Il se pinça l’arrête du nez, pour faire passer son énervement par rapport à sa stupidité, à cette maudite pierre qui avait eu le génie d’être là au bon moment et au bon endroit, avant de se rendre compte que, bien évidemment, il n’avait toujours pas résolu son soucis de sucre. « Putain de merde, ça commence à me les casser cette histoire là ! Merde ! » Ajoutez à cela un coup de pied dans la pauvre pierre à l’origine de ce drame, et vous aurez le parfait tableau du moment. Soufflant longuement, il fronça les sourcils avant de se rappeler que, oh merde, Benjamin était toujours là. Et qu’il devait passer pour un imbécile au yeux du préfet.

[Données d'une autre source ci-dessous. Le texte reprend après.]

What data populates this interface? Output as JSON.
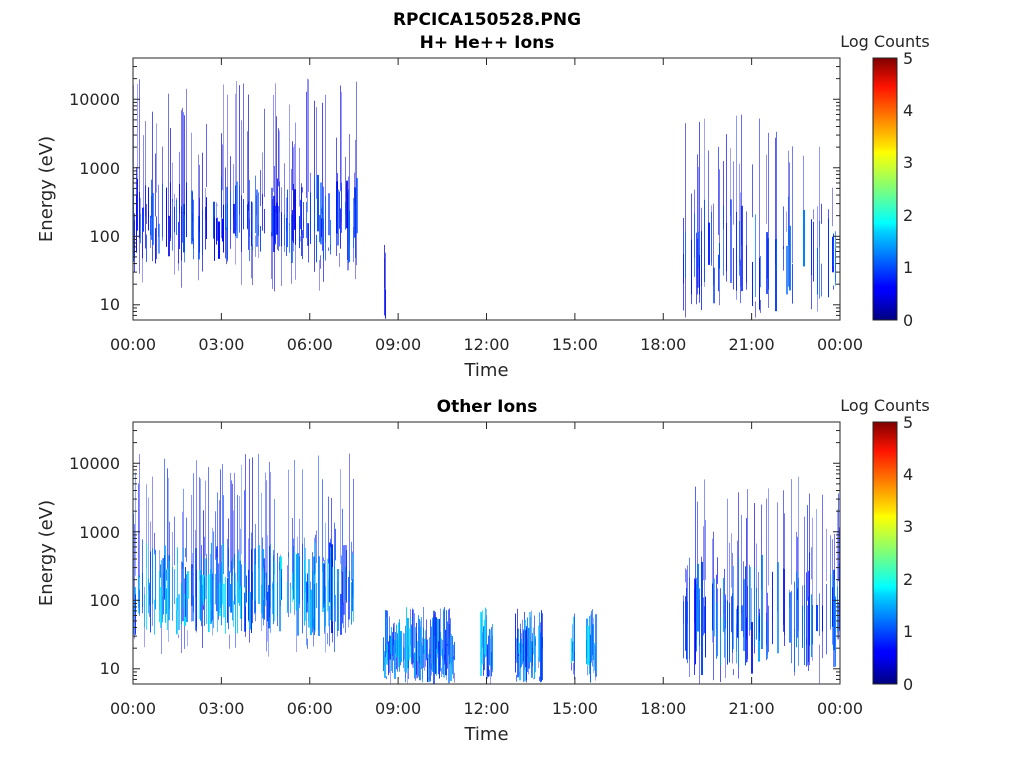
{
  "figure": {
    "title": "RPCICA150528.PNG"
  },
  "chart_data": [
    {
      "type": "heatmap",
      "title": "H+ He++ Ions",
      "xlabel": "Time",
      "ylabel": "Energy (eV)",
      "xticks": [
        "00:00",
        "03:00",
        "06:00",
        "09:00",
        "12:00",
        "15:00",
        "18:00",
        "21:00",
        "00:00"
      ],
      "xlim_hours": [
        0,
        24
      ],
      "yscale": "log",
      "yticks": [
        "10",
        "100",
        "1000",
        "10000"
      ],
      "ylim": [
        6,
        40000
      ],
      "colorbar": {
        "label": "Log Counts",
        "ticks": [
          "0",
          "1",
          "2",
          "3",
          "4",
          "5"
        ],
        "range": [
          0,
          5
        ],
        "colormap": "jet"
      },
      "activity": [
        {
          "start": 0.0,
          "end": 7.6,
          "emin": 15,
          "emax": 20000,
          "core_emin": 40,
          "core_emax": 800,
          "level": 0.8,
          "density": 0.55
        },
        {
          "start": 8.55,
          "end": 8.62,
          "emin": 6,
          "emax": 80,
          "core_emin": 6,
          "core_emax": 80,
          "level": 0.6,
          "density": 0.5
        },
        {
          "start": 18.7,
          "end": 23.9,
          "emin": 6,
          "emax": 8000,
          "core_emin": 8,
          "core_emax": 400,
          "level": 0.9,
          "density": 0.35
        }
      ]
    },
    {
      "type": "heatmap",
      "title": "Other Ions",
      "xlabel": "Time",
      "ylabel": "Energy (eV)",
      "xticks": [
        "00:00",
        "03:00",
        "06:00",
        "09:00",
        "12:00",
        "15:00",
        "18:00",
        "21:00",
        "00:00"
      ],
      "xlim_hours": [
        0,
        24
      ],
      "yscale": "log",
      "yticks": [
        "10",
        "100",
        "1000",
        "10000"
      ],
      "ylim": [
        6,
        40000
      ],
      "colorbar": {
        "label": "Log Counts",
        "ticks": [
          "0",
          "1",
          "2",
          "3",
          "4",
          "5"
        ],
        "range": [
          0,
          5
        ],
        "colormap": "jet"
      },
      "activity": [
        {
          "start": 0.0,
          "end": 7.6,
          "emin": 15,
          "emax": 15000,
          "core_emin": 30,
          "core_emax": 700,
          "level": 1.3,
          "density": 0.7
        },
        {
          "start": 8.5,
          "end": 10.9,
          "emin": 6,
          "emax": 80,
          "core_emin": 6,
          "core_emax": 80,
          "level": 1.2,
          "density": 0.95
        },
        {
          "start": 11.8,
          "end": 12.2,
          "emin": 6,
          "emax": 80,
          "core_emin": 6,
          "core_emax": 80,
          "level": 1.3,
          "density": 0.95
        },
        {
          "start": 13.0,
          "end": 13.9,
          "emin": 6,
          "emax": 80,
          "core_emin": 6,
          "core_emax": 80,
          "level": 1.2,
          "density": 0.95
        },
        {
          "start": 14.9,
          "end": 15.0,
          "emin": 6,
          "emax": 80,
          "core_emin": 6,
          "core_emax": 80,
          "level": 1.3,
          "density": 0.95
        },
        {
          "start": 15.4,
          "end": 15.7,
          "emin": 6,
          "emax": 80,
          "core_emin": 6,
          "core_emax": 80,
          "level": 1.3,
          "density": 0.95
        },
        {
          "start": 18.7,
          "end": 24.0,
          "emin": 6,
          "emax": 7000,
          "core_emin": 8,
          "core_emax": 500,
          "level": 1.0,
          "density": 0.45
        }
      ]
    }
  ]
}
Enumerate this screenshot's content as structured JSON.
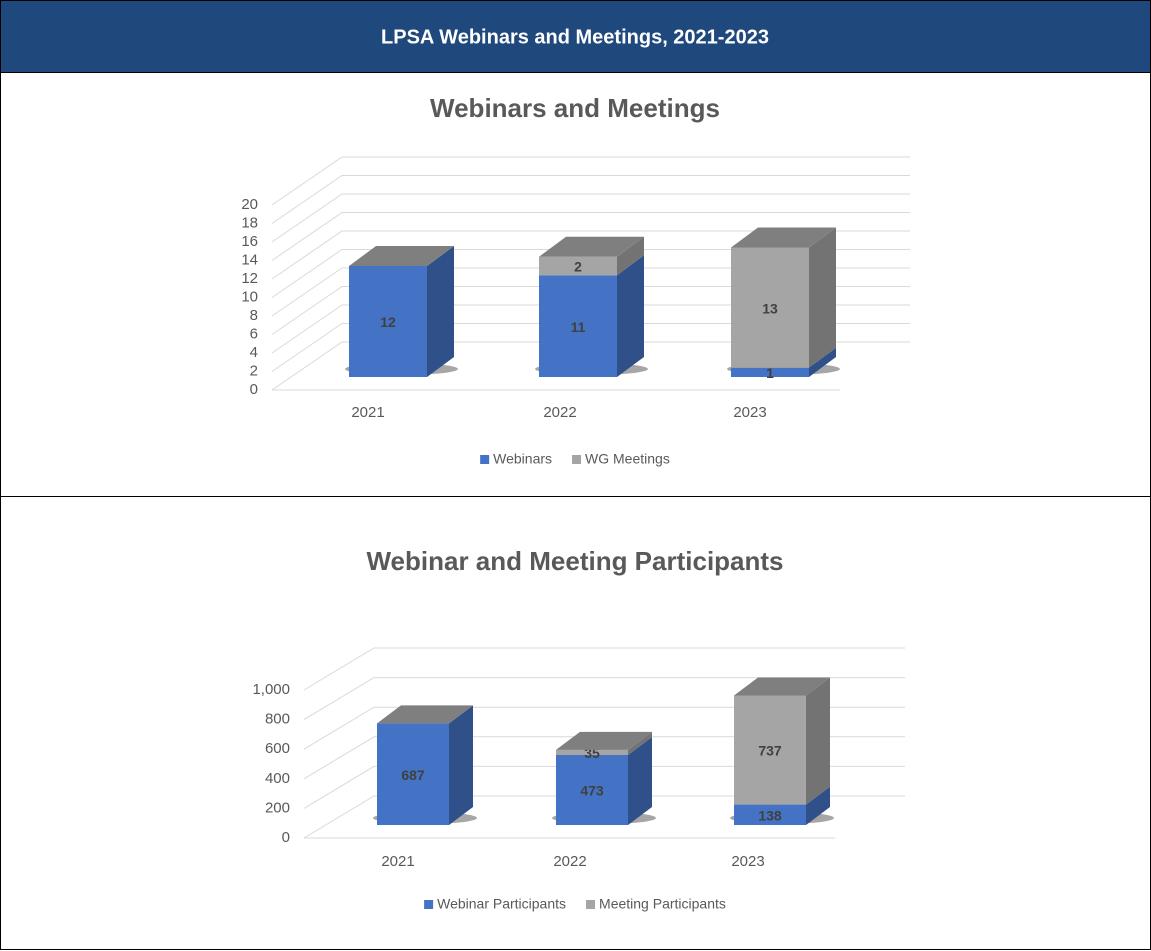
{
  "header": {
    "title": "LPSA Webinars and Meetings, 2021-2023"
  },
  "chart_data": [
    {
      "type": "bar3d-stacked",
      "title": "Webinars and Meetings",
      "categories": [
        "2021",
        "2022",
        "2023"
      ],
      "series": [
        {
          "name": "Webinars",
          "color": "#4472c4",
          "values": [
            12,
            11,
            1
          ]
        },
        {
          "name": "WG Meetings",
          "color": "#a5a5a5",
          "values": [
            null,
            2,
            13
          ]
        }
      ],
      "ylim": [
        0,
        20
      ],
      "yticks": [
        0,
        2,
        4,
        6,
        8,
        10,
        12,
        14,
        16,
        18,
        20
      ],
      "grid": true,
      "legend": "bottom"
    },
    {
      "type": "bar3d-stacked",
      "title": "Webinar and Meeting Participants",
      "categories": [
        "2021",
        "2022",
        "2023"
      ],
      "series": [
        {
          "name": "Webinar Participants",
          "color": "#4472c4",
          "values": [
            687,
            473,
            138
          ]
        },
        {
          "name": "Meeting Participants",
          "color": "#a5a5a5",
          "values": [
            null,
            35,
            737
          ]
        }
      ],
      "ylim": [
        0,
        1000
      ],
      "yticks": [
        0,
        200,
        400,
        600,
        800,
        {
          "value": 1000,
          "label": "1,000"
        }
      ],
      "grid": true,
      "legend": "bottom"
    }
  ]
}
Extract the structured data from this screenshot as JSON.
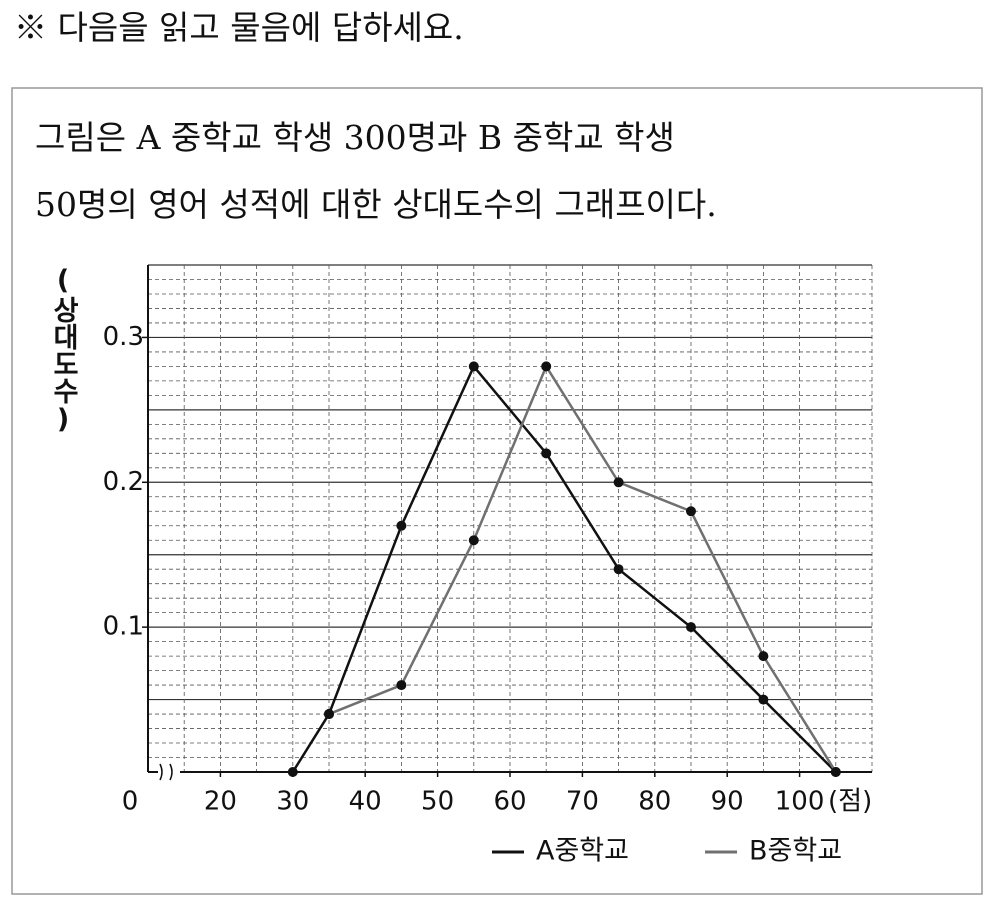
{
  "instruction": "※ 다음을 읽고 물음에 답하세요.",
  "passage": [
    "그림은 A 중학교 학생 300명과 B 중학교 학생",
    "50명의 영어 성적에 대한 상대도수의 그래프이다."
  ],
  "chart_data": {
    "type": "line",
    "y_label": "(상대도수)",
    "x_unit": "(점)",
    "origin_label": "0",
    "xlim": [
      10,
      110
    ],
    "xticks": [
      20,
      30,
      40,
      50,
      60,
      70,
      80,
      90,
      100
    ],
    "ylim": [
      0,
      0.35
    ],
    "yticks": [
      0.1,
      0.2,
      0.3
    ],
    "grid": true,
    "grid_major_step": 0.05,
    "grid_minor_step": 0.01,
    "x_grid_step": 5,
    "legend": "bottom-right",
    "series": [
      {
        "name": "A중학교",
        "color": "#111111",
        "x": [
          30,
          35,
          45,
          55,
          65,
          75,
          85,
          95,
          105
        ],
        "values": [
          0,
          0.04,
          0.17,
          0.28,
          0.22,
          0.14,
          0.1,
          0.05,
          0
        ]
      },
      {
        "name": "B중학교",
        "color": "#707070",
        "x": [
          35,
          45,
          55,
          65,
          75,
          85,
          95,
          105
        ],
        "values": [
          0.04,
          0.06,
          0.16,
          0.28,
          0.2,
          0.18,
          0.08,
          0
        ]
      }
    ]
  }
}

Nerio serra les dents, se fit la réflexion que c’était assez mal parti cette histoire, et qu’il fallait vraiment qu’il fasse quelque chose pour ses mains poisseuses de sucre. Il sonda le couloir, cherchant une âme qui vive, et ô joie, une première année. Ce genre de mini, c’est obligé de se balader avec tout un attirail de survie hein ? Genre mouchoirs, bonbons, trousse de premiers secours, thermos, sac de couchage dans leurs poches ! Non Nerio, ce sont des premières années. Pas des boy scouts. Tant pis. Elle aura forcément un mouchoir, sinon je m’arrangerais pour qu’elle en ait toujours sur elle à l’avenir. Je croyais que tu traumatisais pas les enfants ? Je le croyais aussi. L’Angleterre, ça te change un homme, Conscience. « Attends moi trente seconde, je reviens. » Le basané ne prit même pas la peine de vérifier que Benjamin obtempérait à sa demande qu’il filait déjà vers la gosse. Non, il n’eut pas à la traumatiser, mais il ne garantirait pas ne pas l’avoir fait quand même, involontairement. Revenant sur ses pas en se frottant les mains, il se planta devant son interlocuteur, fourra le papier chiffonné dans une de ses poches, inspira un grand coup et lâcha un « on peut repartir, je te suis ! » très enthousiaste.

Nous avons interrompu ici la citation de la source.